One leg of the trip is over as we sit in the Nassau Airport waiting on our 3:00 connecting flight to Cat Island, an out island less traveled to. With time to kill, we get out our books and read, cat nap and try to read again. We then feast on the sandwiches and apple slices I prepared the night before. The plane never shows up. “We’ll let you know,” is all we’re told. More reading. More people watching. More standing and stretching. It is 6:00 PM. The airline now charters an eight seat Cessna to take nine of us down island.
Assigned to seats by body weight, we are crammed in, elbows to knees touching and no air conditioning. Sweat pours down my face and I wish I had a small towel like the Bahamian woman next to me as she dabs her forehead. Baggage is tucked in around us. The local Anglican priest on the plane is praying. He looks worried.
I look back at Ron who is taking pictures of our discomfort while he reads the “Flight Safety Instructions.” Forty minutes later we land, but not at the airport we had booked. Cat Island has two landing strips and since we are staying closer to the north end, we wanted to land at Arthur’s Town. We are in New Bight, instead. “No Problem,” we are told. They simply put us and our bags in one of the passenger’s cars who was on our little “puddle jumper” of a plane. The priest gets in too and we are introduced to the island.
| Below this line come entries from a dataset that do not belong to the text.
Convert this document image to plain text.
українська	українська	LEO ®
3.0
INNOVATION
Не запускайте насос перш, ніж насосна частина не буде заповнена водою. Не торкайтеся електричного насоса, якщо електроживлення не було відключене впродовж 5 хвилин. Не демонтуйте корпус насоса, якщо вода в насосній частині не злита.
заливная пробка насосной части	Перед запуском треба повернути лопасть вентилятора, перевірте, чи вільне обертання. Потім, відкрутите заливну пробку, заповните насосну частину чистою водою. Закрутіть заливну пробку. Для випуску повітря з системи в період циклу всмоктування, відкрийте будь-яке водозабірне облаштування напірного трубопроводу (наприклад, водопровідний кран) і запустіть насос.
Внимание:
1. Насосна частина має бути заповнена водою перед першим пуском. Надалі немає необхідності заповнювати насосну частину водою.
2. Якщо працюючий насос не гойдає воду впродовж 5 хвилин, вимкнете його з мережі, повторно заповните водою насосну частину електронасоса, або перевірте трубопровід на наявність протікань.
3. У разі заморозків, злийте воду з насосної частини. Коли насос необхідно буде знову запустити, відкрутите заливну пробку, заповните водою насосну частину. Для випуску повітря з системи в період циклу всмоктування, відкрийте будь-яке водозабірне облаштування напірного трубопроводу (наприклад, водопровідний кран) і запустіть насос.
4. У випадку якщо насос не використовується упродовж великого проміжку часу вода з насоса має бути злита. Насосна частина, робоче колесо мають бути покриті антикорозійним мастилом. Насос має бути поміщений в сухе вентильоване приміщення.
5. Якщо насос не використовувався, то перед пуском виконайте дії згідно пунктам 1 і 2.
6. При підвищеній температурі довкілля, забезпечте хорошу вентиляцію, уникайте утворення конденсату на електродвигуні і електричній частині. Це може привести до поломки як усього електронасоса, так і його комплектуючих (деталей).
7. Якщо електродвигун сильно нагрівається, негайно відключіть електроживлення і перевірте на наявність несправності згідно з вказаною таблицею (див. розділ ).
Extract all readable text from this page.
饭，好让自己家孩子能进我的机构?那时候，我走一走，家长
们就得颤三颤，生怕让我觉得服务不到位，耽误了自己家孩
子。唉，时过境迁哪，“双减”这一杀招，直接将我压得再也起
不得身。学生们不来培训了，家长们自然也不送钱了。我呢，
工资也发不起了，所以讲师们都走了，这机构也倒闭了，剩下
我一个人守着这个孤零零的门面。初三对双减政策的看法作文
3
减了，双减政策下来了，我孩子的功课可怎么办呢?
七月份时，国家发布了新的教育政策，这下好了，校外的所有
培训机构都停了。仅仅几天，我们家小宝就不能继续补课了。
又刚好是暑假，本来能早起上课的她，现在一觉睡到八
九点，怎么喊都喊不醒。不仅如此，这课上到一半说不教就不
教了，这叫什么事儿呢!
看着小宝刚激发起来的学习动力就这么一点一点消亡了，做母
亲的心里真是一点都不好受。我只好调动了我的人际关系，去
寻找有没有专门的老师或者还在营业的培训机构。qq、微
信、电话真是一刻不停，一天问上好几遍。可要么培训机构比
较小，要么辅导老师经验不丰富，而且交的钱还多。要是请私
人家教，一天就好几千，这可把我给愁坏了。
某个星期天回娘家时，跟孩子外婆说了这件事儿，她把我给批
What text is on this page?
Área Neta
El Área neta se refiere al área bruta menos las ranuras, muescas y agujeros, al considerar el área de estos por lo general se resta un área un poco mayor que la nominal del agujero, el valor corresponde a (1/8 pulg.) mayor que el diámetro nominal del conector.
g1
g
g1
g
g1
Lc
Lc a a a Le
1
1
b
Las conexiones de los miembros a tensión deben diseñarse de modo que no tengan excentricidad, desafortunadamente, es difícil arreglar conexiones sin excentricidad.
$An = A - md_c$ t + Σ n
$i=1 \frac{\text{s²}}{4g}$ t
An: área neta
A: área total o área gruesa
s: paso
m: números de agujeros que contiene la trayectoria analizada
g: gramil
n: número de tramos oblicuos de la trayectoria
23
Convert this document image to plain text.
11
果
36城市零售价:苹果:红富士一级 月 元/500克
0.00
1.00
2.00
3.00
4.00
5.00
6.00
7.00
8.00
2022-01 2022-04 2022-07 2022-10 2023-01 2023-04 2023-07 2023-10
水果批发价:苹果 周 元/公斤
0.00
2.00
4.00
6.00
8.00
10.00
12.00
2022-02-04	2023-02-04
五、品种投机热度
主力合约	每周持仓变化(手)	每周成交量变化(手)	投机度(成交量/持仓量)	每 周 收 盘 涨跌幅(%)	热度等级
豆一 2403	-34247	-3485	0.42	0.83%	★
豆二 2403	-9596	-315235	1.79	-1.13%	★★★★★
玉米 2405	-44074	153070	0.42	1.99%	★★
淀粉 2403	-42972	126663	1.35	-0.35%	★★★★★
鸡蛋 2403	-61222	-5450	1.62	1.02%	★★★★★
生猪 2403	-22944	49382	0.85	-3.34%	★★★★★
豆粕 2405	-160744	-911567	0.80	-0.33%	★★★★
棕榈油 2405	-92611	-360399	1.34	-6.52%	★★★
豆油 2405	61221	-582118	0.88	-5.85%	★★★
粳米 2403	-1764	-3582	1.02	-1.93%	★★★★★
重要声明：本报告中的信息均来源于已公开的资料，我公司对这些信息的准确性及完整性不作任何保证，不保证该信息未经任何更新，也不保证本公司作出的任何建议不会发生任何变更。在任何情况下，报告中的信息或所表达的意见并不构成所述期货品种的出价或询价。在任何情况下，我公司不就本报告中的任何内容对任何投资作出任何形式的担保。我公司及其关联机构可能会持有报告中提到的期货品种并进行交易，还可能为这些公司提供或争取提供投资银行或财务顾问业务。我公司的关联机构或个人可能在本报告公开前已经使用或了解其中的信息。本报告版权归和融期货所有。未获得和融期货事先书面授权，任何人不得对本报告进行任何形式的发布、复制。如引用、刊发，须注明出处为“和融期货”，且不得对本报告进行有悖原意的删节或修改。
There is one paved road and we are on it. It runs close to the leeward side giving us a view of the emerald waters and the villages dotting the way. We listen to the driver and priest catch up on the news and goings on with their families and friends in a lyrical patois. Every so often, they would remember we were in the car and point out something of interest. After driving 25-30 miles and being on someone else’s island time, we had arrived at Sammy T’s, finally.